The News has found that the government of Pakistan has granted permission for import of cotton and soybean meal through trucks. He said vegetables and livestock are also allowed through road but import of these items from India has almost stopped after recent bad crops there due to drought in some areas.

Pakistan exports a large quantity of cement to India through the Wahga border. It has been found that exports are much below the Indian demand because exports are only allowed through train. Bogies are not available according to demand.

The Indian government does not allow import of cement or for that matter any item through Wahga.

“This is one reason for the huge surplus that India maintains against Pakistan,” said Mian Zaheeruddin, a Lahore-based trader.

He said the demand for cement in India is so high that if its exports are allowed by truck this single item alone could wipe out the entire trade surplus that India enjoys against Pakistan.

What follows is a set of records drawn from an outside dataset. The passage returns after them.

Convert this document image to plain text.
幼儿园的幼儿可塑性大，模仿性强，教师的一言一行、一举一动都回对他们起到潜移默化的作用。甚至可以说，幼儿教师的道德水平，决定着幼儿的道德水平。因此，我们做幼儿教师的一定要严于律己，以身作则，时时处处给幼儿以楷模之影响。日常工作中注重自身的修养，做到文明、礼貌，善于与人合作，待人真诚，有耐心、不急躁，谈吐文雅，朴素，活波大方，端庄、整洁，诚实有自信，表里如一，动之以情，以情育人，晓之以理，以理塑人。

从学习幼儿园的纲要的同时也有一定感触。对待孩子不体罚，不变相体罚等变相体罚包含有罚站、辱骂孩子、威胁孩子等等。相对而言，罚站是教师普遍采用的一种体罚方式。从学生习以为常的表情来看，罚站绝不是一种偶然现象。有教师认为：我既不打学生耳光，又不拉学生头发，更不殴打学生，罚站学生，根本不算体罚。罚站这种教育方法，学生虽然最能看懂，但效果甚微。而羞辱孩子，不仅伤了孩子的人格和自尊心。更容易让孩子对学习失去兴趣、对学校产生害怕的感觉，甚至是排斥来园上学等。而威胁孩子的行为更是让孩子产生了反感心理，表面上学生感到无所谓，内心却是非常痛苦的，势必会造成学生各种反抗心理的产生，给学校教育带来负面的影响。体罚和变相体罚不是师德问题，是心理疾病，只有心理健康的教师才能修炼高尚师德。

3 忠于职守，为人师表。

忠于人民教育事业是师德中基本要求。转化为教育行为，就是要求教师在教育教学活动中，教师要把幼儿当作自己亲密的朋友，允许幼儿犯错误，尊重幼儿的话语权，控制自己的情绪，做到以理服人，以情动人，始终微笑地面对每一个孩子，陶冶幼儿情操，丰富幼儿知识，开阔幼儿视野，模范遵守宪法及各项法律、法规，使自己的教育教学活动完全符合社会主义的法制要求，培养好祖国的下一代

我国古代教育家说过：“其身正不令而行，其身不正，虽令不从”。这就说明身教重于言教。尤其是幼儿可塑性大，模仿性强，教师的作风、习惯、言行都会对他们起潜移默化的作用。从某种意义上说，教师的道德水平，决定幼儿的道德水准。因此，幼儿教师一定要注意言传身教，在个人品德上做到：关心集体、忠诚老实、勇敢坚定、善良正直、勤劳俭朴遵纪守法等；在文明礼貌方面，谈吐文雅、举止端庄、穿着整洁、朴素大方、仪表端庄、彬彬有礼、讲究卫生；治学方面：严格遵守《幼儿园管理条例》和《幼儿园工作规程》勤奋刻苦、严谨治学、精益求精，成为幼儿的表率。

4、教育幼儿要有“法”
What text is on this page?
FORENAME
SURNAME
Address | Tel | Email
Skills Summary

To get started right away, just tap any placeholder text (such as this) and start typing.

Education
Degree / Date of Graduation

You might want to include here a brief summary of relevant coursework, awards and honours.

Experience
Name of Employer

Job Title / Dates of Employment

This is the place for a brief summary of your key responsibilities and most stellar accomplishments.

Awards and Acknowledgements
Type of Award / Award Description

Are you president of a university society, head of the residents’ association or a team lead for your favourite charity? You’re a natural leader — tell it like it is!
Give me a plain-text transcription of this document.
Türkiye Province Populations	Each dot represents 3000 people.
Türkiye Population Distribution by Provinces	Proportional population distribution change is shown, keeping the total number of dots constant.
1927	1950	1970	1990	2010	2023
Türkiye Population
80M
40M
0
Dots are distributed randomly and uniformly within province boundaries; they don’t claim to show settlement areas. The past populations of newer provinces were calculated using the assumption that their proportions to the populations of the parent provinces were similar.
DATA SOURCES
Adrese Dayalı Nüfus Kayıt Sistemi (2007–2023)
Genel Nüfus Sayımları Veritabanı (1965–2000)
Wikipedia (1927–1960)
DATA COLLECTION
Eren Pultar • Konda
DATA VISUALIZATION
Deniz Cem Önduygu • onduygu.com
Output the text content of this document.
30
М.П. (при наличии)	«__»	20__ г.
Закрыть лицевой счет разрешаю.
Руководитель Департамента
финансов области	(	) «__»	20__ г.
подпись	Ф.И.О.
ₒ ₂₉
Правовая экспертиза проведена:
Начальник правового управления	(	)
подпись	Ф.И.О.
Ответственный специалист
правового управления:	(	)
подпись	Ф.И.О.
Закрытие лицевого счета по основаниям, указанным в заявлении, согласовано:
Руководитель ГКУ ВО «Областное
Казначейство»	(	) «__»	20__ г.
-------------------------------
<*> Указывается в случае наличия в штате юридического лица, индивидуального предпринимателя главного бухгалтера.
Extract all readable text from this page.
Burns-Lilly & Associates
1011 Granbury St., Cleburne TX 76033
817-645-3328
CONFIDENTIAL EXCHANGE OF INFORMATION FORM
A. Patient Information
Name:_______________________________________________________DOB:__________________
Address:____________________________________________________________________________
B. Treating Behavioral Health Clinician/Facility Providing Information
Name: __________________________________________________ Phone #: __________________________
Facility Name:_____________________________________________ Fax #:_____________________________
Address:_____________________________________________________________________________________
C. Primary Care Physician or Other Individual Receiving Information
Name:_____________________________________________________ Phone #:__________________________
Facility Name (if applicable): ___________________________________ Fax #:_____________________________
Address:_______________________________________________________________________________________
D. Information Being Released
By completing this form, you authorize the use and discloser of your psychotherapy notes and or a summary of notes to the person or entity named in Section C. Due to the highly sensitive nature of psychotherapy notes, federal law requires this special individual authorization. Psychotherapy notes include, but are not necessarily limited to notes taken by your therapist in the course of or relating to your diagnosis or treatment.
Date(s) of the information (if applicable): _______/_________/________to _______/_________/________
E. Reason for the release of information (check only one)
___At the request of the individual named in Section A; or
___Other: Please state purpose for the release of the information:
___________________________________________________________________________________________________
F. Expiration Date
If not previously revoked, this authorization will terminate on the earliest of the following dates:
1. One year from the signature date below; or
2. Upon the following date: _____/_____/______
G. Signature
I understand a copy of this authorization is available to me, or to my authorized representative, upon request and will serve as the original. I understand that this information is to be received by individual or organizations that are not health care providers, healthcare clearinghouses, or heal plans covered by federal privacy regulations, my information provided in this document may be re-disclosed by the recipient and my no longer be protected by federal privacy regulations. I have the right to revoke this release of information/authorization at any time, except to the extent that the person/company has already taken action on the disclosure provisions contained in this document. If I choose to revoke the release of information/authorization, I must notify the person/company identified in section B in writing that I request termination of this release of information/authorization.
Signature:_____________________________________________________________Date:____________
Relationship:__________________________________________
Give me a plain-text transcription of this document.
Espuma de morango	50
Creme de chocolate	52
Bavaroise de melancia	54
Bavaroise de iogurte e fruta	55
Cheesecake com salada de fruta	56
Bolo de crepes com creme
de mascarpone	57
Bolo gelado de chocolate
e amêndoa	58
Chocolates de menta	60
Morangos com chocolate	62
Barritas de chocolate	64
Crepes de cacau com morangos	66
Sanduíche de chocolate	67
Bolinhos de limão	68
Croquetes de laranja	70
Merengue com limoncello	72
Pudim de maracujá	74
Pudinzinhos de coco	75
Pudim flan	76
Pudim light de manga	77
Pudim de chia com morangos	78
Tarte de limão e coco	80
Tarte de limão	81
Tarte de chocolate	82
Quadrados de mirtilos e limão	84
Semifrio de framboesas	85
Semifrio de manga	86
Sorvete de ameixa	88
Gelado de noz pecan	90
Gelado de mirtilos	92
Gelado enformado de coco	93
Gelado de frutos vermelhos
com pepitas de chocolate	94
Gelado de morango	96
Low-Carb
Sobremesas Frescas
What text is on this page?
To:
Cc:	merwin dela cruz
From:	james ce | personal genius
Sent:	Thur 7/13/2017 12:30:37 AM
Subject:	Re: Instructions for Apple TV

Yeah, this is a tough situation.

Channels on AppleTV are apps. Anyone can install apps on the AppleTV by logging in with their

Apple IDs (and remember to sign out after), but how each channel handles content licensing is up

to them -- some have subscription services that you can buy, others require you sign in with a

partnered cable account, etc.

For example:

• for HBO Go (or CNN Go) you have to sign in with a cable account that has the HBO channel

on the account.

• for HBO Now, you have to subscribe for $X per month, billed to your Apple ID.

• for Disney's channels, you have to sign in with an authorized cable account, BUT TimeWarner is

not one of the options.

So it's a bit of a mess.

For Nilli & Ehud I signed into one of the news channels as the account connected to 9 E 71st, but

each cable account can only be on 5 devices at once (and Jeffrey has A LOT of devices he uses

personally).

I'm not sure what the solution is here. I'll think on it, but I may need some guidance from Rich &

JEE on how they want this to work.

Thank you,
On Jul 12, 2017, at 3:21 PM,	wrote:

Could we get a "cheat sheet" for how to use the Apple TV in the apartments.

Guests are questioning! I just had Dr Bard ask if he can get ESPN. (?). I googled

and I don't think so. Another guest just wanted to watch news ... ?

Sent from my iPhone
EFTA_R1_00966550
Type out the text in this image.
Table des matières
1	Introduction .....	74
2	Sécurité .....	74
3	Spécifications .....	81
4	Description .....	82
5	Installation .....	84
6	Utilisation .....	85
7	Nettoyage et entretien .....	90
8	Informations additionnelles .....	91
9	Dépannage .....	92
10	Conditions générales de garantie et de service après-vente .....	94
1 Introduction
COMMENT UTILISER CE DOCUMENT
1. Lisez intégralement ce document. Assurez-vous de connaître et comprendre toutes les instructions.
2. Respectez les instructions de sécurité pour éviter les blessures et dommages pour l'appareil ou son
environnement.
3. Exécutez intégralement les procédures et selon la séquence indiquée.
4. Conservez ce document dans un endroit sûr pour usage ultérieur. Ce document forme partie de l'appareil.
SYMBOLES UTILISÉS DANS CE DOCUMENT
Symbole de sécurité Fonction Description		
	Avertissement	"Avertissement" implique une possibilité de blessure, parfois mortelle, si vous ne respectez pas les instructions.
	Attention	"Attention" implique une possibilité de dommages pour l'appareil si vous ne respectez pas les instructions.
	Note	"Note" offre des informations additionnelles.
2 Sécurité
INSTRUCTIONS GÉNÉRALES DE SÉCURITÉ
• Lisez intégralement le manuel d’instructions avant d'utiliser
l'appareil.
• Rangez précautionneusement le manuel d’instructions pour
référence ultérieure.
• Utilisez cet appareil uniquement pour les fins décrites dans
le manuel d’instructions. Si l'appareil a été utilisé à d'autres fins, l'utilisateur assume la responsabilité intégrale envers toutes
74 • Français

He said the government of Pakistan has shown some flexibility in this regard but the Indians remain stubborn and discourage imports from Pakistan.

There is huge demand for Pakistani yarn and fabric in India and if export of these items by road is allowed by the Indians it will reduce cost drastically as saving in terms of freight will be enormous, he said.

He said cost of export and import increases substantially due to higher freight charges in Pakistan and India because duties are charged on the value of items and their freight.